Forensic tests later confirmed that the car had hit either a human body or cattle.Ms Maurya had to also struggle to disprove the vehicle owner’s claim that he and his son were not in Bhopal when the incident took place. He had produced photographs to show that he was with a politician at the time of the accident.“I got the pictures analysed and found that the photographs were taken at another time,” Ms Maurya said. The car owner then produced a middle-aged man, who admitted before the police that he was the one driving the vehicle. But Ms Maurya produced CCTV footage to contest the assertion, showing someone “young and slim” to be in the driver’s seat.Ms Maurya also produced a 14-second animated video that she had developed to recreate the crime scene. But police was still waiting for “concrete evidence” to convert the case from an accident to that of a murder.

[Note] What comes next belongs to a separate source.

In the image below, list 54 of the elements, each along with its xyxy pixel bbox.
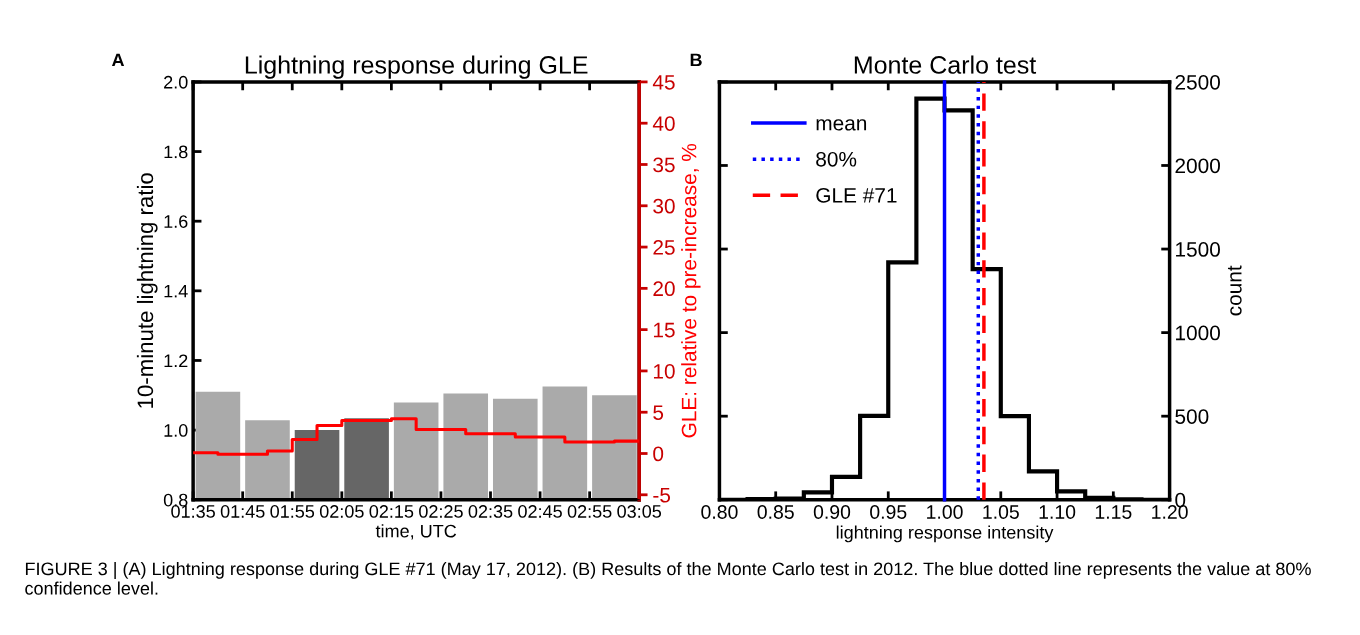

Ms Maurya went back to the accident site, visited an eatery located nearby, and returned with five witnesses, one of whom later testified before a magistrate.While her efforts have produced little progress in the investigation, they did result in transfer of two police officials and also of the case to another police station for a “fair probe”.The police, meanwhile, has said the case “lacks motive”. “A murder case cannot be registered as the motive is not established,” local superintendent of police Anshuman Singh said.Having done her own investigation so far in the case, Ms Maurya now wants to interrogate the accused herself.“Police simply did nothing. The probe has progressed only because I toiled to gather evidence. Let the police give me the power to interrogate the people linked to the case and I will produce evidence to establish the motive,” said the mother who also accessed her son’s Facebook account to find possible conspiracy angle.She last met Madhya Pradesh’s director general of police R. Shukla on September 20 seeking justice. “I will fight it to the finish, even if it غير مجاز مي باشدts me my life,” a frail looking, but determined, Ms Maurya said.